Gundolf Rüge, Dr. iur. Holger Fahl
Rz. 22
Nur der Betriebsunternehmer ist dem durch einen Bahnbetriebsunfall Geschädigten ersatzpflichtig (§ 1 Abs. 1 HaftpflG; im Unterschied zum Anlageninhaber als Ersatzpflichtigen nach § 2 Abs. 1 HaftpflG; § 25 AtomG; § 1 UmweltHG). Im Gegensatz zur Kraftfahrzeughaftung (§ 18 StVG) kennt § 1 HaftpflG keine besondere Haftung für den Führer eines Bahnfahrzeugs. Personen, die nicht Betriebsunternehmer sind, haften gemäß § 12 HaftpflG nur nach den allgemeinen Vorschriften.
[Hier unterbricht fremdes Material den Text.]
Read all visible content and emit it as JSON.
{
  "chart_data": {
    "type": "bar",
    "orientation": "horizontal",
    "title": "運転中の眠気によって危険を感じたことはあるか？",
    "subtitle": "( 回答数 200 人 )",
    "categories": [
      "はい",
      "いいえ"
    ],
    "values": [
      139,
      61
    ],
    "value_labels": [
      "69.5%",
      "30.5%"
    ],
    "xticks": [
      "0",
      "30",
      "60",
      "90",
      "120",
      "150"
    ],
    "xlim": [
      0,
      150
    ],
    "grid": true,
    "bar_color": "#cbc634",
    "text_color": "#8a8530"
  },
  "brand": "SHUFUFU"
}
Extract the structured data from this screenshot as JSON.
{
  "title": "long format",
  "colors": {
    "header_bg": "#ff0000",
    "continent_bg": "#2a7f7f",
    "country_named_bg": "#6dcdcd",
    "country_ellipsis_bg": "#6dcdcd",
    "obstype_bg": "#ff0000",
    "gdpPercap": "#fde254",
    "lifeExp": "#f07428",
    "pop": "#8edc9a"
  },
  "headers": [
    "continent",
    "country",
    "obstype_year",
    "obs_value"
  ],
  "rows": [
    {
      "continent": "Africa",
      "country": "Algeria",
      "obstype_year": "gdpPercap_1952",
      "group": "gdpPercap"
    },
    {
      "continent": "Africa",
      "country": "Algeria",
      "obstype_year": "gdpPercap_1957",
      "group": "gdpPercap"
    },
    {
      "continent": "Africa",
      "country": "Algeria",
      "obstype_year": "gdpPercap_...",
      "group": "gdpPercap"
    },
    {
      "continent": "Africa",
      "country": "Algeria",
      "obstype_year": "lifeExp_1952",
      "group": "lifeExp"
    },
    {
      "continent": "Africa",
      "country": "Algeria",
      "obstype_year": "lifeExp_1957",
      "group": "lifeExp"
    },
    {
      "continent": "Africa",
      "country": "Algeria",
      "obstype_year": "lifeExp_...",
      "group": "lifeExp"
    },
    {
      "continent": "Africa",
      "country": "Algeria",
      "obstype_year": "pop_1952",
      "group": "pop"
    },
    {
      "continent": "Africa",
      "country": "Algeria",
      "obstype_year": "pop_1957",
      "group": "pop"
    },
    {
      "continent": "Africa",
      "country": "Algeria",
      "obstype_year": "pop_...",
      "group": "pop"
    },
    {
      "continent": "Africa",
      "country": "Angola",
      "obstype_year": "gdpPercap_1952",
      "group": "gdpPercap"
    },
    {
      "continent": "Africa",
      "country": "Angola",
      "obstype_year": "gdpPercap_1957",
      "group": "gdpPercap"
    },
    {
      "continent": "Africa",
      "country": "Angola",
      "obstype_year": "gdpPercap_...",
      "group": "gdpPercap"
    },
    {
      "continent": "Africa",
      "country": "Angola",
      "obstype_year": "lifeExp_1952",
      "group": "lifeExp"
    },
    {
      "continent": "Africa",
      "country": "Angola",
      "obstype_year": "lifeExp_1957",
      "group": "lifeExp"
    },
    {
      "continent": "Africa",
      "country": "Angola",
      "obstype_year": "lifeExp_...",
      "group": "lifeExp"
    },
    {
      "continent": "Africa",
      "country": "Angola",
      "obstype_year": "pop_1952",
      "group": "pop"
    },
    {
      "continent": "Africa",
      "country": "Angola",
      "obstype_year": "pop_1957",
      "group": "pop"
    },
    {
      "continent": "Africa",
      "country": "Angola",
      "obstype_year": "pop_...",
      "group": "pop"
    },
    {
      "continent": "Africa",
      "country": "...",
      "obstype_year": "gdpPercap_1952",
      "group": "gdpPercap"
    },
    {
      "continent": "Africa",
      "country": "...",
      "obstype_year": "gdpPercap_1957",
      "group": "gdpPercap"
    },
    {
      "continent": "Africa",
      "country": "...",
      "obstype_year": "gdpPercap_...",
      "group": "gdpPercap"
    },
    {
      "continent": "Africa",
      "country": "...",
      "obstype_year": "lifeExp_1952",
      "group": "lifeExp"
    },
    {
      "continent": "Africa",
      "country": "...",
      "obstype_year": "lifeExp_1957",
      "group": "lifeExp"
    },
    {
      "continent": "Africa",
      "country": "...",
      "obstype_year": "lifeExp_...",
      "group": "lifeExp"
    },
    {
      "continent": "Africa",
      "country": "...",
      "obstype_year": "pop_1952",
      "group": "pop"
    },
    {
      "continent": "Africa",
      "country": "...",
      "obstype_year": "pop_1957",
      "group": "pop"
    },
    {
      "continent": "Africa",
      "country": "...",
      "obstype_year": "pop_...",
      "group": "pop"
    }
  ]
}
Die Haftung nach dem CIV trifft hingegen nur Eisenbahnverkehrsunternehmen (siehe Rdn 56 f.).
Rz. 23
Betriebsunternehmer ist, wer eine Bahn für eigene Rechnung betreibt und wem über den Bahnbetrieb die Verfügung zusteht. Wer Betriebsunternehmer ist, richtet sich nach der tatsächlichen betrieblichen Gestaltung zur Zeit des Unfalls. Die Betriebsunternehmereigenschaft unterliegt nicht der Disposition der Vertragsparteien. Gleichwohl können Verträge und öffentliche Bekanntmachungen auf den Betriebsunternehmer hinweisen, soweit sie die tatsächlichen betrieblichen Verhältnisse widerspiegeln. Das Eigentum an der Bahnanlage und den anderen Betriebsmitteln kann Indiz für die Unternehmereigenschaft sein, ist jedoch nicht entscheidend. Vereinbarungen oder Allgemeine Geschäftsbedingungen, durch die die beteiligten Unternehmen die Haftung im Innenverhältnis abweichend von § 1 HaftpflG regeln, beschränken die Bahnhaftung gegenüber Dritten nicht (vgl. § 7 HaftpflG).
Rz. 24
Für eigene Rechnung betreibt eine Bahn derjenige, dem die Einnahmen und Ausgaben zufallen und dem das wirtschaftliche Ergebnis zum Vorteil oder zum Nachteil gereicht. Gemeinschaftliche Bahnbetreiber haften für Bahnschäden gesamtschuldnerisch nach § 840 BGB. Bei einem Mitbenutzungsbetrieb haftet derjenige, bei dessen Betrieb der Unfall geschah, mithin derjenige, in dessen Interesse die für den Unfall ursächliche Betriebshandlung vorgenommen wurde. Lässt sich dies nicht ermitteln, haftet jeder beteiligte Bahnbetriebsunternehmer nach § 830 Abs. 1 S. 2 BGB (vgl. § 2 G). Bei durchgehenden Zügen (Anschlussbetrieb) ist haftender Betriebsunternehmer derjenige, auf dessen Strecke sich der Unfall ereignet, wenn nicht für den grenzüberschreitenden Zugverkehr Staatsverträge Abweichendes regeln.
Rz. 25
Bahnbetriebsunternehmer kann auch derjenige sein, der lediglich die Herrschaft über einen Teil des Betriebes innehat (etwa das Eisenbahninfrastrukturunternehmen oder das Eisenbahnverkehrsunternehmen), wenn das Merkmal des Betreibens auf eigene Rechnung erfüllt ist. Entscheidend ist, dass der Betriebsunternehmer gerade durch die Einwirkungsmöglichkeiten und -verpflichtungen hinsichtlich seines Teils des Betriebes imstande ist, die hiervon ausgehenden Gefahren abzuwenden oder zu verringern.
Rz. 26
Unternehmensorgane oder diejenigen, die wie die Betriebsleiter oder Betriebsbeamte die technische Verantwortung tragen (vgl. § 47 Abs. 1 Nr. 1, 3, 4 EBO, § 47 ESBO), sind keine Betriebsunternehmer, ebenso wenig der Betriebsführer, der im Rahmen eines Geschäftsbesorgungsvertrages einen Bahnbetrieb im Namen des Unternehmers und für dessen Rechnung betreibt. Sie betreiben den Bahnbetrieb regelmäßig nicht auf eigene Rechnung. Für den von ihnen verursachten Schaden haftet nach § 31 BGB der Betriebsunternehmer, auf dessen Rechnung und in dessen Namen der Bahnbetrieb läuft. Der Betriebsführer kann Betriebsunternehmer sein, wenn der Betrieb nach den zugrunde liegenden Vereinbarungen auf seine Rechnung oder auf Rechnung beider Unternehmen geht.
Rz. 27
Eine Benutzung auf eigene Rechnung setzt kein Eigentum an den Betriebsmitteln voraus. Der Pächter, Mieter oder Leasingnehmer einer Bahnanlage ist Betriebsunternehmer, wenn er den Betrieb für eigene Rechnung führt und über ihn Verfügungsgewalt hat.
Rz. 28
Die Verfügungsgewalt hat regelmäßig derjenige, der über die Bahnstrecke mit Zubehör wie Bahnhöfen und Signalen, über die Fahrzeuge und das Fahrpersonal die Herrschaft hat, die für den Verkehr notwendigen Anweisungen erlässt und die Fahrpläne festsetzt. Dafür ist weder das Eigentum an den Betriebsmitteln notwendig noch die alleinige Befugnis zur Aufsicht und Kontrolle. Entscheidend ist, dass der Betriebsunternehmer gerade durch die Einwirkungsmöglichkeiten und -verpflichtungen in der Lage ist, auf den Zustand und die Abläufe der Anlagen und Einrichtungen Einfluss zu nehmen.